Smith felt the school had discriminated against him because he criticized its lack of racial diversity, passing him over for appointment to certain posts and committees. This part seems key:
One of the central controversies of the suit surrounds the tenure applications of Julie Lawton and Daniel Morales, two professors of color in the law school. Smith maintains he opposed their promotion because he harbored serious doubts about their qualifications, but Lawton and Morales said he only opposed them because they didn’t share his views on racial politics within the COL, court records show.
“Professors of color” can mean quite a few things, but Julie Lawton is black, and my guess is that Daniel Morales is Hispanic, but that doesn’t appear to have protected them from Smith’s wrath. Au contraire:
At a March 5, 2015 faculty meeting, Smith allegedly attacked and ridiculed other members of the law school. He accused Lawton of “disbelieving the concept of institutional racism,” and she asked him, for the second time, to leave her alone.
According to Lawton’s statement, he replied by saying, “I don’t give a fuck what you want! Who the hell are you to tell me that I can’t criticize you!”
In her statement, Lawton said Smith and Cho had attempted to characterize them as “a racial token pandering to the white establishment.”…
On Aug. 31, 2017, Rosato opened and authored her own investigation into the tenure controversy, despite the Telman report already clearing Smith of any wrongdoing five months earlier. She released the report in November 2017.
The report concluded that Smith, “acting in concert with Professor Sumi Cho, proceeded to carry out an orchestrated campaign to derail the Lawton and Morales tenure candidacies,” and that he engaged in “a pattern of bullying that rises to the level of extreme intimidation and aggression.”
Speaking specifically about Rosato’s investigation, a university spokesperson said, “the investigation was conducted fairly and objectively, according to the university’s established disciplinary process.
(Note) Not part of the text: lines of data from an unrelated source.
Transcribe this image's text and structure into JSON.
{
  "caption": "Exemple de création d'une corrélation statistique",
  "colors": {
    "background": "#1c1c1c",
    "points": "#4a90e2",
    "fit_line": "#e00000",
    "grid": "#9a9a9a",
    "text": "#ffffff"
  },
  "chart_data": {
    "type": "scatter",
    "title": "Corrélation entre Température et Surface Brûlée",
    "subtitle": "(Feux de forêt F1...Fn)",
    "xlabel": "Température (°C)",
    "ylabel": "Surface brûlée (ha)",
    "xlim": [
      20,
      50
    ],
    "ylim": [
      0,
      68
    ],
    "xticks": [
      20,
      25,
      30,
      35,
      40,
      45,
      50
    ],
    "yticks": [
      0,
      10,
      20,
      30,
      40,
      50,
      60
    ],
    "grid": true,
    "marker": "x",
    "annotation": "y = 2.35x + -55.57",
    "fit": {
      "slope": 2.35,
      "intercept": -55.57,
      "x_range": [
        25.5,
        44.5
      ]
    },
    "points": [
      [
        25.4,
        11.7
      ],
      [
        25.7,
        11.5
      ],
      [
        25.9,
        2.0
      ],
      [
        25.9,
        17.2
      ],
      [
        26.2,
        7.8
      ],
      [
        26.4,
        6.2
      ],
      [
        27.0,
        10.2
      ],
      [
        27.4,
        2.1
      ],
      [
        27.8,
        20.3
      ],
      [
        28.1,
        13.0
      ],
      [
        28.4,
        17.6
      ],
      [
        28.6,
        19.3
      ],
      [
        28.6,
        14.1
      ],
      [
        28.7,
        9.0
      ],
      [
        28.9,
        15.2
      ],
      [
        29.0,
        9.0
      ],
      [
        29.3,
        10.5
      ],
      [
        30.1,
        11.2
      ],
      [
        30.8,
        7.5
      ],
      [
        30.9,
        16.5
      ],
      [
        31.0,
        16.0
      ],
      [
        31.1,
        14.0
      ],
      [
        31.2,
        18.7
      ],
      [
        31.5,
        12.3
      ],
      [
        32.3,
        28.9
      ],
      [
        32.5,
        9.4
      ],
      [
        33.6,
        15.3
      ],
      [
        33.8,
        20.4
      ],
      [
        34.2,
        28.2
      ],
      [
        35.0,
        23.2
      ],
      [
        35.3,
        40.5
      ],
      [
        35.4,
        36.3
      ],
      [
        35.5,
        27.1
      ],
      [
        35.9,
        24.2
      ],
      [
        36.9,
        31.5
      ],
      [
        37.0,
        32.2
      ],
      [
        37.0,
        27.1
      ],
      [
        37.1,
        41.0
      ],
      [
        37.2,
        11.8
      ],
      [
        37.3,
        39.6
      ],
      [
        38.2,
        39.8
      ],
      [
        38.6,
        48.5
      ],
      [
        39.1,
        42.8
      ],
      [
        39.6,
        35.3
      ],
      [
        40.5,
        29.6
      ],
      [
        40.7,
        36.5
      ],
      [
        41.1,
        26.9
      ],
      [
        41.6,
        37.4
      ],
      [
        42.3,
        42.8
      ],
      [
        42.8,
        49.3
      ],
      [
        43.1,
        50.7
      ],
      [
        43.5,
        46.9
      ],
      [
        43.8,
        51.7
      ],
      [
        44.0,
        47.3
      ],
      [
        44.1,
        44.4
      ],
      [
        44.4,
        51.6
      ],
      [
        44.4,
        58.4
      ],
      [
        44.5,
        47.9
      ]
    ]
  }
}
It was motivated only by the desire to get to the bottom of the complaints about bullying, discord and toxic behavior, and to address those complaints in a way that protects the community and enables the law school to move forward together.”
Other law faculty, notably Maggie Livingston, the chair of the Tenure and Promotion Committee, claim Smith frequently used profanity and acted inappropriately and unprofessionally in the lead-up to the tenure votes. Livingston said in the report that Smith told her that “he had no use for any of [the candidates]” and called them “motherfuckers.”
The issue here is how much leeway should be given to professors to insult each other publicly or to harass each other. What sort of behavior is beyond the pale? What constitutes intimidation? How does race enter into it, if it does? In this case, both the accused, Smith, and his targets, the new professors, were “persons of color,” and that may have accounted for the bitterness and nastiness of Smith’s accusations – that he saw them as betraying what he sees as the proper politics for such people – his politics.